Another administrative element is the collection of Section 125/HSA payroll deferral election forms from employees. Employers that have offered Section 125 plans prior to introducing an HSA program are familiar with this process. Unlike other Section 125 plan deferral elections which only allow annual changes, the law allows for changes to the HSA deferral election as frequently as monthly. Although frequent changes to the elections create a small administrative burden on the employer, the benefit to employees is significant.
The ability to change deferral elections allows employees to adjust mid-year to what the year’s expenses actually are versus what they planned. An employee that initially expected a low expense healthy year and elected only a small HSA payroll deferral can adjust when surprised by a large medical expense. Conversely, an employee that elected to defer a large amount into the HSA but later faces lower than anticipated medical expenses (or faces higher than anticipated non-medical expenses) can adjust their deferral downward. Employers are allowed, but not required, to accept prospective monthly changes to deferral elections. Prospective means that the change cannot take effect until the month following the change date.
Offering pre-tax HSA payroll deferral makes sense for most employers that provide an HSA-eligible health insurance program. The cost, compliance and administrative burdens are low compared to the tax benefits for the employer and the employees. Employers can obtain these same tax benefits without a Section 125 plan by giving HSA money to the employees rather than using employee payroll deferral; however, then the employer must meet the comparability rules.
Comparability testing for employer pre-tax contributions
The most complicated compliance issue facing employers adopting HSA plans is comparability testing. Congress created the concept of “comparability” to ensure that employer-provided HSA contributions are made on a fair basis across employee groups. Those familiar with 401k plan discrimination testing understand the nature of these types of rules and the accompanying complexity. The comparability rules are long, difficult, and sometimes counter-intuitive. Plus, the government imposes a severe 35 percent penalty for failure to comply. One positive attribute of the severity of the penalty is that most employers are aware of this rule.
The burden of meeting the comparability rules is more than offset by the tax advantages. Employers meeting the comparability rules can deduct the amount of the HSA contribution as a business expense (IRC § 106(d)). Neither the employer nor the employee has to pay payroll taxes on the contribution and the employee avoids federal income taxes and in most cases state income taxes.

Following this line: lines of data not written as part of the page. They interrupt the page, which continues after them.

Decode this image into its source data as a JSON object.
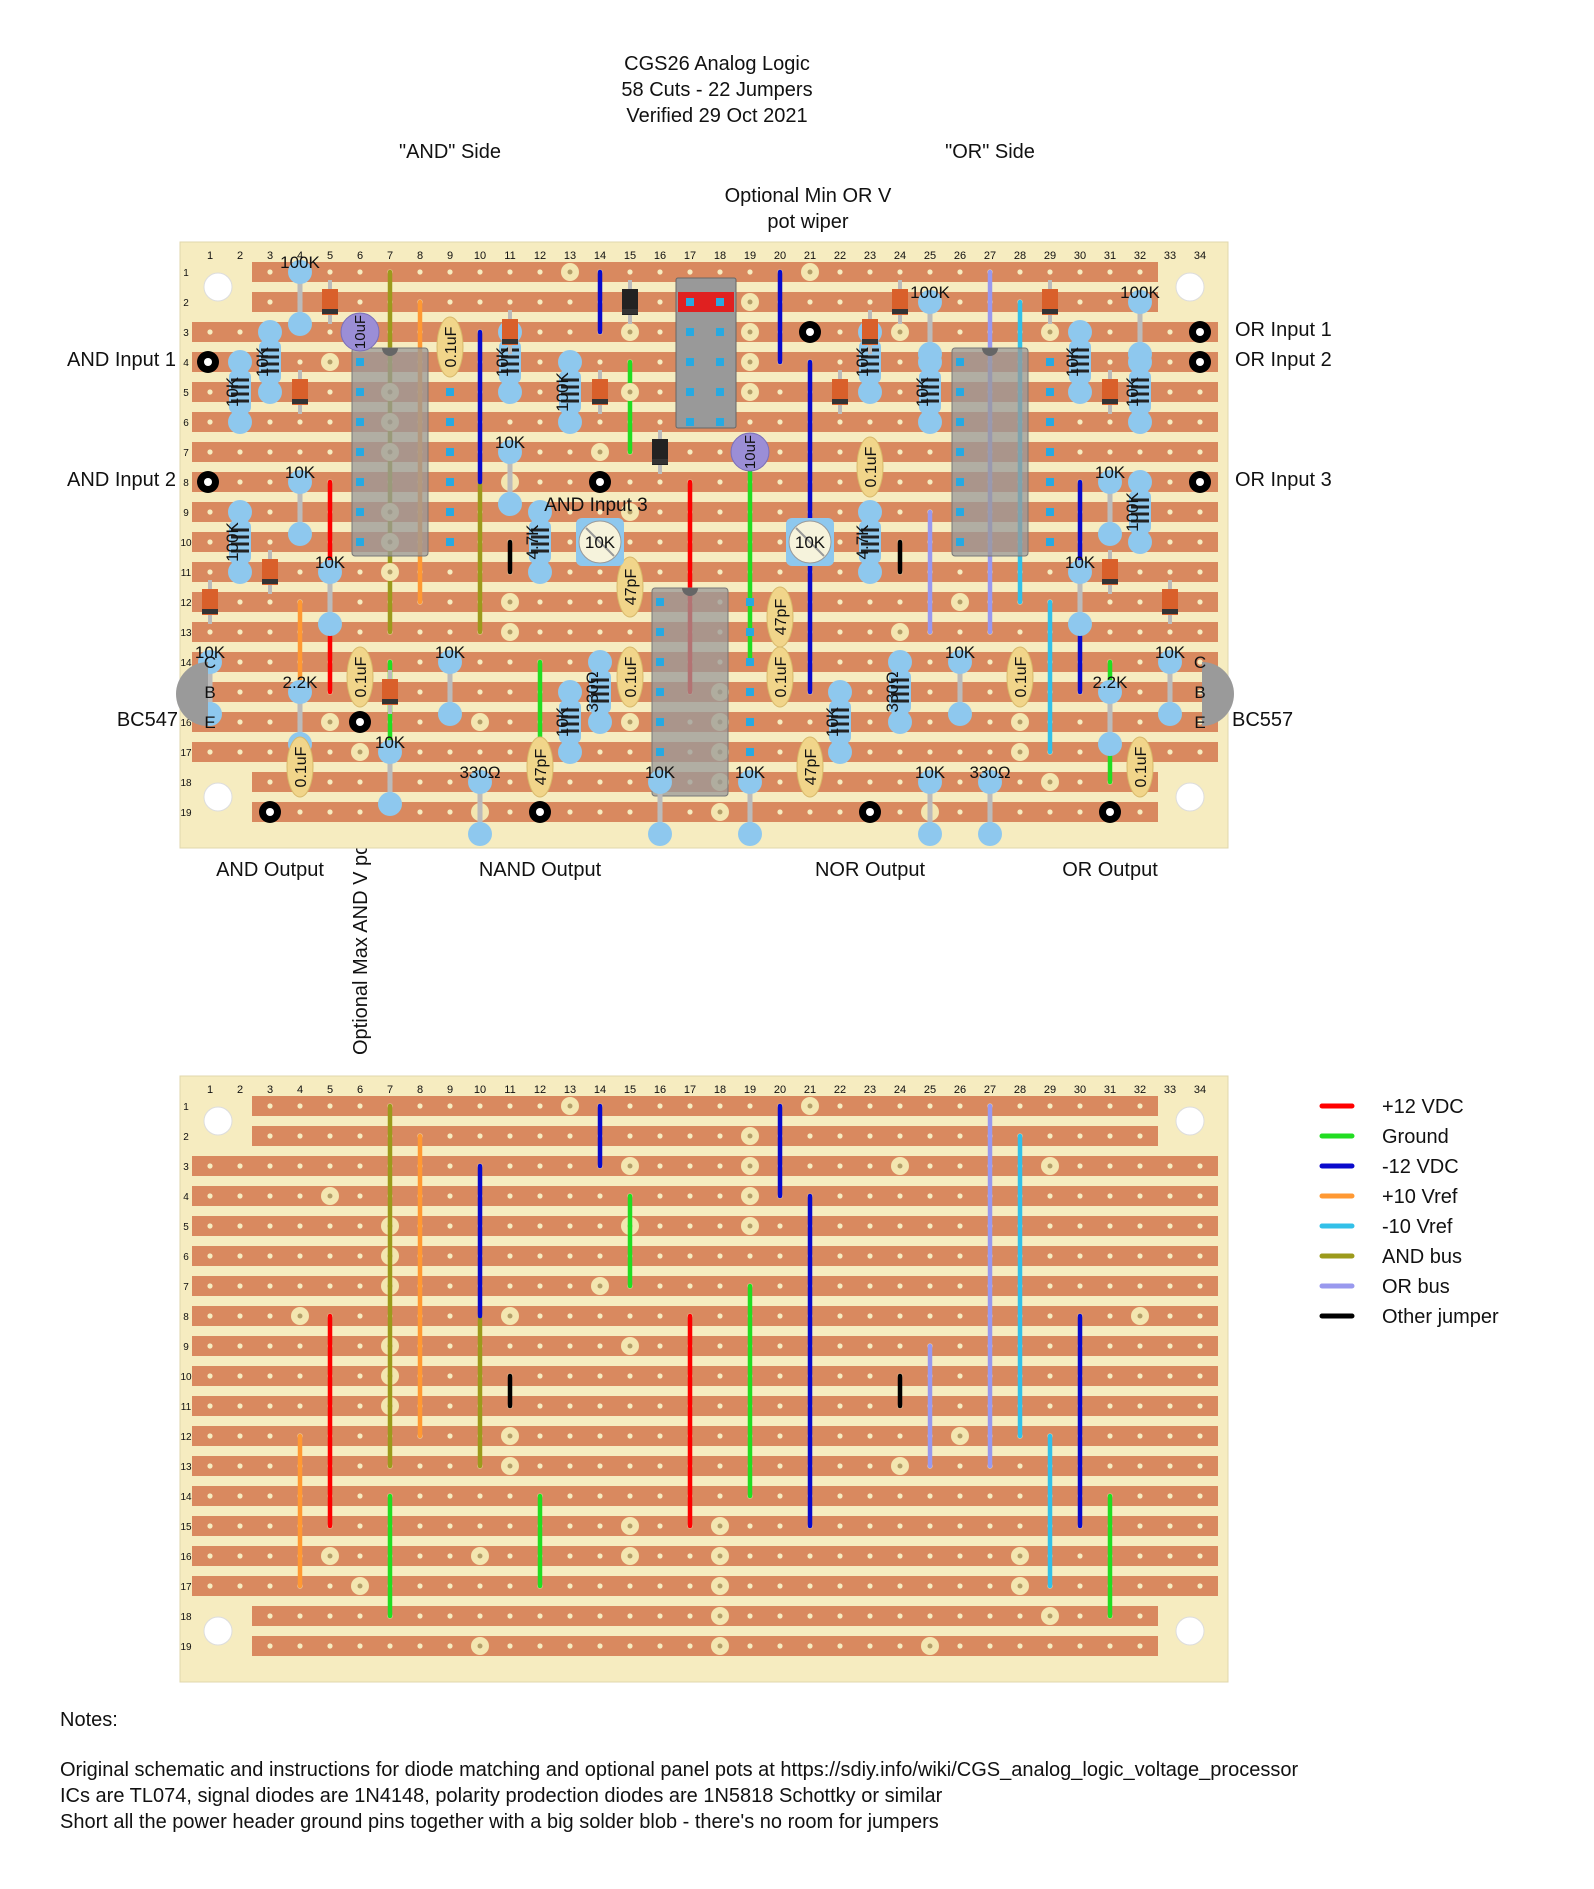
{
  "header": {
    "title_lines": [
      "CGS26 Analog Logic",
      "58 Cuts - 22 Jumpers",
      "Verified 29 Oct 2021"
    ],
    "and_side": "\"AND\" Side",
    "or_side": "\"OR\" Side",
    "optional_min_lines": [
      "Optional Min OR V",
      "pot wiper"
    ],
    "optional_max": "Optional Max AND V pot wiper"
  },
  "labels": {
    "inputs_left": [
      "AND Input 1",
      "AND Input 2"
    ],
    "inputs_right": [
      "OR Input 1",
      "OR Input 2",
      "OR Input 3"
    ],
    "and_input_3": "AND Input 3",
    "outputs": [
      "AND Output",
      "NAND Output",
      "NOR Output",
      "OR Output"
    ],
    "transistors": [
      "BC547",
      "BC557"
    ],
    "cbe": [
      "C",
      "B",
      "E"
    ]
  },
  "board": {
    "columns": [
      "1",
      "2",
      "3",
      "4",
      "5",
      "6",
      "7",
      "8",
      "9",
      "10",
      "11",
      "12",
      "13",
      "14",
      "15",
      "16",
      "17",
      "18",
      "19",
      "20",
      "21",
      "22",
      "23",
      "24",
      "25",
      "26",
      "27",
      "28",
      "29",
      "30",
      "31",
      "32",
      "33",
      "34"
    ],
    "rows": [
      "1",
      "2",
      "3",
      "4",
      "5",
      "6",
      "7",
      "8",
      "9",
      "10",
      "11",
      "12",
      "13",
      "14",
      "15",
      "16",
      "17",
      "18",
      "19"
    ],
    "colors": {
      "board": "#f6ecc0",
      "strip": "#d9895f",
      "hole": "#f6ecc0",
      "pad": "#f3e6b0"
    }
  },
  "components": {
    "resistors": [
      {
        "label": "100K",
        "c": 4,
        "r": 1,
        "vert": false
      },
      {
        "label": "10K",
        "c": 3,
        "r": 4,
        "vert": true
      },
      {
        "label": "10K",
        "c": 2,
        "r": 5,
        "vert": true
      },
      {
        "label": "10K",
        "c": 4,
        "r": 8,
        "vert": false
      },
      {
        "label": "100K",
        "c": 2,
        "r": 10,
        "vert": true
      },
      {
        "label": "10K",
        "c": 5,
        "r": 11,
        "vert": false
      },
      {
        "label": "10K",
        "c": 1,
        "r": 14,
        "vert": false
      },
      {
        "label": "2.2K",
        "c": 4,
        "r": 15,
        "vert": false
      },
      {
        "label": "10K",
        "c": 9,
        "r": 14,
        "vert": false
      },
      {
        "label": "10K",
        "c": 7,
        "r": 17,
        "vert": false
      },
      {
        "label": "330Ω",
        "c": 10,
        "r": 18,
        "vert": false
      },
      {
        "label": "10K",
        "c": 11,
        "r": 4,
        "vert": true
      },
      {
        "label": "100K",
        "c": 13,
        "r": 5,
        "vert": true
      },
      {
        "label": "10K",
        "c": 11,
        "r": 7,
        "vert": false
      },
      {
        "label": "4.7K",
        "c": 12,
        "r": 10,
        "vert": true
      },
      {
        "label": "10K",
        "c": 13,
        "r": 16,
        "vert": true
      },
      {
        "label": "330Ω",
        "c": 14,
        "r": 15,
        "vert": true
      },
      {
        "label": "10K",
        "c": 16,
        "r": 18,
        "vert": false
      },
      {
        "label": "10K",
        "c": 19,
        "r": 18,
        "vert": false
      },
      {
        "label": "4.7K",
        "c": 23,
        "r": 10,
        "vert": true
      },
      {
        "label": "10K",
        "c": 23,
        "r": 4,
        "vert": true
      },
      {
        "label": "10K",
        "c": 25,
        "r": 5,
        "vert": true
      },
      {
        "label": "100K",
        "c": 25,
        "r": 2,
        "vert": false
      },
      {
        "label": "10K",
        "c": 22,
        "r": 16,
        "vert": true
      },
      {
        "label": "330Ω",
        "c": 24,
        "r": 15,
        "vert": true
      },
      {
        "label": "10K",
        "c": 25,
        "r": 18,
        "vert": false
      },
      {
        "label": "330Ω",
        "c": 27,
        "r": 18,
        "vert": false
      },
      {
        "label": "10K",
        "c": 26,
        "r": 14,
        "vert": false
      },
      {
        "label": "10K",
        "c": 30,
        "r": 4,
        "vert": true
      },
      {
        "label": "100K",
        "c": 32,
        "r": 2,
        "vert": false
      },
      {
        "label": "10K",
        "c": 32,
        "r": 5,
        "vert": true
      },
      {
        "label": "10K",
        "c": 31,
        "r": 8,
        "vert": false
      },
      {
        "label": "100K",
        "c": 32,
        "r": 9,
        "vert": true
      },
      {
        "label": "10K",
        "c": 30,
        "r": 11,
        "vert": false
      },
      {
        "label": "10K",
        "c": 33,
        "r": 14,
        "vert": false
      },
      {
        "label": "2.2K",
        "c": 31,
        "r": 15,
        "vert": false
      }
    ],
    "capacitors": [
      {
        "label": "10uF",
        "c": 6,
        "r": 3,
        "elec": true
      },
      {
        "label": "0.1uF",
        "c": 9,
        "r": 3,
        "elec": false
      },
      {
        "label": "0.1uF",
        "c": 6,
        "r": 14,
        "elec": false
      },
      {
        "label": "0.1uF",
        "c": 4,
        "r": 17,
        "elec": false
      },
      {
        "label": "47pF",
        "c": 15,
        "r": 11,
        "elec": false
      },
      {
        "label": "0.1uF",
        "c": 15,
        "r": 14,
        "elec": false
      },
      {
        "label": "47pF",
        "c": 12,
        "r": 17,
        "elec": false
      },
      {
        "label": "10uF",
        "c": 19,
        "r": 7,
        "elec": true
      },
      {
        "label": "0.1uF",
        "c": 23,
        "r": 7,
        "elec": false
      },
      {
        "label": "47pF",
        "c": 20,
        "r": 12,
        "elec": false
      },
      {
        "label": "0.1uF",
        "c": 20,
        "r": 14,
        "elec": false
      },
      {
        "label": "47pF",
        "c": 21,
        "r": 17,
        "elec": false
      },
      {
        "label": "0.1uF",
        "c": 28,
        "r": 14,
        "elec": false
      },
      {
        "label": "0.1uF",
        "c": 32,
        "r": 17,
        "elec": false
      }
    ],
    "trimmers": [
      {
        "label": "10K",
        "c": 14,
        "r": 10
      },
      {
        "label": "10K",
        "c": 21,
        "r": 10
      }
    ]
  },
  "legend": [
    {
      "label": "+12 VDC",
      "color": "#ff0000"
    },
    {
      "label": "Ground",
      "color": "#22dd22"
    },
    {
      "label": "-12 VDC",
      "color": "#0a0acc"
    },
    {
      "label": "+10 Vref",
      "color": "#ff9933"
    },
    {
      "label": "-10 Vref",
      "color": "#33c0e8"
    },
    {
      "label": "AND bus",
      "color": "#9c9a1c"
    },
    {
      "label": "OR bus",
      "color": "#9999ee"
    },
    {
      "label": "Other jumper",
      "color": "#000000"
    }
  ],
  "notes": {
    "heading": "Notes:",
    "lines": [
      "Original schematic and instructions for diode matching and optional panel pots at https://sdiy.info/wiki/CGS_analog_logic_voltage_processor",
      "ICs are TL074, signal diodes are 1N4148, polarity prodection diodes are 1N5818 Schottky or similar",
      "Short all the power header ground pins together with a big solder blob - there's no room for jumpers"
    ]
  }
}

Although the IRS regulation includes the term “comparability testing,” the term refers to ensuring that the contributions are comparable at the time made. There is no need to test later, except as it relates to new hires. This simplifies the rule as compared to other benefit plan testing that occurs after the end of the period when corrections are more difficult. Also, employers are not required to submit the results of the comparability testing to the government, except possibly as part of an IRS or other government agency audit.